After seeing several cases, I found that there are lora, vae, and embeddings that cause NaNs error only in inpainting.

difficultcryptograph commented 1 year ago

I found out how to make mine work on accident so I don't know why or how to explain why it works but I rolled back automatic1111 to the branch (?) that you used in the pic you posted bing-su b42c0ef6c31e38db52aecdb38908238dc81c5f01 and it works fine for me now

It also works on my runpod on baf6946e06249c5af9851c60171692c44ef633e0

It looks like I'm on xformers 0.0.17 now instead of 0.0.20 but I'm not sure that matters either because I saw someone else with the same problem but without using xformers.

Just for reference I tried rolling back controlnet and adetailer separately, doing different combinations of controlnets, as well as adding --disable-nan-check and --no-half-vae but none of that worked for me.

Gardgio commented 1 year ago

Having the same error

timmyhk852 commented 1 year ago

I found out how to make mine work on accident so I don't know why or how to explain why it works but I rolled back automatic1111 to the branch (?) that you used in the pic you posted bing-su b42c0ef6c31e38db52aecdb38908238dc81c5f01 and it works fine for me now

It also works on my runpod on baf6946e06249c5af9851c60171692c44ef633e0

It looks like I'm on xformers 0.0.17 now instead of 0.0.20 but I'm not sure that matters either because I saw someone else with the same problem but without using xformers.

Just for reference I tried rolling back controlnet and adetailer separately, doing different combinations of controlnets, as well as adding --disable-nan-check and --no-half-vae but none of that worked for me.

how to roll back to this version please?

sumeragiAI commented 1 year ago

git checkout <commit hash>

You can roll back with this command.
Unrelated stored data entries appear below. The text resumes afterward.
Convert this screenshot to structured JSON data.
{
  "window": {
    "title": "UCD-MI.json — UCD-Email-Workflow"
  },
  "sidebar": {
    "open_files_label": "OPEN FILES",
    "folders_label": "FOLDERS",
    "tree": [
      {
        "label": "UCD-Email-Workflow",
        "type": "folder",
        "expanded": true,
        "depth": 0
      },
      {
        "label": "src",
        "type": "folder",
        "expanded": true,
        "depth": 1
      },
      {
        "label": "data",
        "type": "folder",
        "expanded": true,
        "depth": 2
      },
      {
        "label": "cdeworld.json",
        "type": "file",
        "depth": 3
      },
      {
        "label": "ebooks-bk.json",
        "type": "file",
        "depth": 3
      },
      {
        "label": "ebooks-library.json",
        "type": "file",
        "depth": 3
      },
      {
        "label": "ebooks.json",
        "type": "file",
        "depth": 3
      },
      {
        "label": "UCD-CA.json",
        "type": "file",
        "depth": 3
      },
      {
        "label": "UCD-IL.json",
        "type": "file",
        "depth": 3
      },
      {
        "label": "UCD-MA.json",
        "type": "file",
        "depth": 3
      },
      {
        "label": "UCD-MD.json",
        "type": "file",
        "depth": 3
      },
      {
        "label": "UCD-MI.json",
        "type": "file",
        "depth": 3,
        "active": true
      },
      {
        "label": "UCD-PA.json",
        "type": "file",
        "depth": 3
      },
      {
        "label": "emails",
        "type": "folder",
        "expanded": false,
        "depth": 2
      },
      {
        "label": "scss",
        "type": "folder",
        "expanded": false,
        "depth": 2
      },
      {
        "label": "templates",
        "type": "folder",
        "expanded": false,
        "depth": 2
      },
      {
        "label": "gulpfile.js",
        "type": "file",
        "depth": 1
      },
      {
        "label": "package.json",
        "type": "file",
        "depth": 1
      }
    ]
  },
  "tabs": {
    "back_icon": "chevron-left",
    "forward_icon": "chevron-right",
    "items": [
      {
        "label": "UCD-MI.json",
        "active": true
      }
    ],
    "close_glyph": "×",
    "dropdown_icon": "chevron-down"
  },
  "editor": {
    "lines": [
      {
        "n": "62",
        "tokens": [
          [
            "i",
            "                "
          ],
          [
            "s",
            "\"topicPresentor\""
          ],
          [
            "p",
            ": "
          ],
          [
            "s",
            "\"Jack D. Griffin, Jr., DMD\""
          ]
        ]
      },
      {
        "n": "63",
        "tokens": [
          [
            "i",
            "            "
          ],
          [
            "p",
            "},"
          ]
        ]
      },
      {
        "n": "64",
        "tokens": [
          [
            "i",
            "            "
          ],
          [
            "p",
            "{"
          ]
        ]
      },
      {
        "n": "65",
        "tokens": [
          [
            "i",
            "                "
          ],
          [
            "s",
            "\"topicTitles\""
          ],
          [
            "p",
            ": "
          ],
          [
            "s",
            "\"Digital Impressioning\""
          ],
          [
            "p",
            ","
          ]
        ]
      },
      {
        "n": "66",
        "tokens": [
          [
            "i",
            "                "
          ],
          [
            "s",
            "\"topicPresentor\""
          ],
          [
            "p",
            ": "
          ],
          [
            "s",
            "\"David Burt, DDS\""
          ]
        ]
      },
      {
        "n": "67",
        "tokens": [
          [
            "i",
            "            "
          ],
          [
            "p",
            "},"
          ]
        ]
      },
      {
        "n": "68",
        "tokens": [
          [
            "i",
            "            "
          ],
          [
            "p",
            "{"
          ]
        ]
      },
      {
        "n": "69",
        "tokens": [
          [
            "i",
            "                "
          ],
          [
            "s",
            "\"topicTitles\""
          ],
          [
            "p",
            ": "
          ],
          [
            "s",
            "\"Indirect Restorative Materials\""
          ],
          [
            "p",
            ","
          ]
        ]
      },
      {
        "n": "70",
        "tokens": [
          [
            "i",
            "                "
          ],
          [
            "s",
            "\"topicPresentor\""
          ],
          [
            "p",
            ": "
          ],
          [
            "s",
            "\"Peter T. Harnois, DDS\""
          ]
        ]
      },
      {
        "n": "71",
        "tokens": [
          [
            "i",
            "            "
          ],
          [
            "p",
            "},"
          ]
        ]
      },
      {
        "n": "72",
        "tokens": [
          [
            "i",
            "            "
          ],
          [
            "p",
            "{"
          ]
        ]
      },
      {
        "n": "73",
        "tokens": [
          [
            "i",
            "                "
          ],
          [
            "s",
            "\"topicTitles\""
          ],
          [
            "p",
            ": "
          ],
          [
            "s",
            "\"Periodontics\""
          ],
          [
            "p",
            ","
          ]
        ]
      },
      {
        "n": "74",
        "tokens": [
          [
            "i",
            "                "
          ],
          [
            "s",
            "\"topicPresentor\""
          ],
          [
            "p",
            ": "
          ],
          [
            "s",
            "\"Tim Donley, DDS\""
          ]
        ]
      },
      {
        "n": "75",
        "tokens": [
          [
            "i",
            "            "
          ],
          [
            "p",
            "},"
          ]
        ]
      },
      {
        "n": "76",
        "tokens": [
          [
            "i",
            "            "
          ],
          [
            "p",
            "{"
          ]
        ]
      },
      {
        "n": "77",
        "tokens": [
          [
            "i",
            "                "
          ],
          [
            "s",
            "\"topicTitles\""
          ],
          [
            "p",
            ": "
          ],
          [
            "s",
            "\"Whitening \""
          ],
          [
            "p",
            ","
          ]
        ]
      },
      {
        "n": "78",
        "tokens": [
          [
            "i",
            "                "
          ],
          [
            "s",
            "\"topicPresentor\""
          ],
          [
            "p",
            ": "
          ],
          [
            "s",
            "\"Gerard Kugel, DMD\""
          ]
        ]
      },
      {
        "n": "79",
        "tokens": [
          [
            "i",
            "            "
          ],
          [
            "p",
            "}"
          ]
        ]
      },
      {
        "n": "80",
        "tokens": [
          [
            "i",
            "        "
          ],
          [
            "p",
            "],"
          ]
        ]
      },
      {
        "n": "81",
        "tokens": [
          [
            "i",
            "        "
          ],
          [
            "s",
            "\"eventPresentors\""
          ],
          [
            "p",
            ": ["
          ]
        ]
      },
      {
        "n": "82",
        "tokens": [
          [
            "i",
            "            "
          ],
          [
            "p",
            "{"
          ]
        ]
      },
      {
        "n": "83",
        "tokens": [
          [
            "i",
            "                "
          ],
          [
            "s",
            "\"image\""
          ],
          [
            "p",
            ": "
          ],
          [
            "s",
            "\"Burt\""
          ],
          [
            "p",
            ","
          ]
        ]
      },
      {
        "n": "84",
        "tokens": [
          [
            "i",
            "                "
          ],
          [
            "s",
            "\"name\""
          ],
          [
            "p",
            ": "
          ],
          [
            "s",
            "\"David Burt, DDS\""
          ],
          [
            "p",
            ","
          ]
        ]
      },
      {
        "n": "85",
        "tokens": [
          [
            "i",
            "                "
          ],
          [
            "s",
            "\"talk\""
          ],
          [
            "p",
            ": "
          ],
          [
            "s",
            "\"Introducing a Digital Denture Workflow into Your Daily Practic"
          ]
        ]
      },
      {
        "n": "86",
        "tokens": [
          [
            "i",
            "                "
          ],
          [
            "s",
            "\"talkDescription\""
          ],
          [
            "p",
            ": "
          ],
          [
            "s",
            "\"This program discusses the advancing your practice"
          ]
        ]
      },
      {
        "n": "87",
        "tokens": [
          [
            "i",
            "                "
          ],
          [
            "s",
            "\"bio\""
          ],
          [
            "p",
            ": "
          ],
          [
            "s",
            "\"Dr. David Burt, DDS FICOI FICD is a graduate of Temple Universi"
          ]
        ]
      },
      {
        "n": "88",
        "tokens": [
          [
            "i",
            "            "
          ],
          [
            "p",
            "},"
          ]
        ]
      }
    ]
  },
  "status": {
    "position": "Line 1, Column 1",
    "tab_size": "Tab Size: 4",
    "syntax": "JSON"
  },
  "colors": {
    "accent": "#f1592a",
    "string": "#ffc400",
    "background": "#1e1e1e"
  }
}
It appears that an update after the 27th is causing the problem. I rolled back to the 18th update, f7ae0e68c9c91cd95e28552ef930299286026cd7 version, and it worked.

timmyhk852 commented 1 year ago

git checkout <commit hash>

You can roll back with this command. It appears that an update after the 27th is causing the problem. I rolled back to the 18th update, f7ae0e68c9c91cd95e28552ef930299286026cd7 version, and it worked.

thanks solved. the problem is really the webui

AllInOneMighty commented 1 year ago

Can we file an upstream issue with automatic1111 with relevant details so they fix it on their end?

TheAntiCamper commented 1 year ago

Today I had no blackbox, nanexemptions error or any other problems with controlnet and using adetailer with it. It seems fixed on the current webui version. I even turned off the --disable-nan-check and no issues.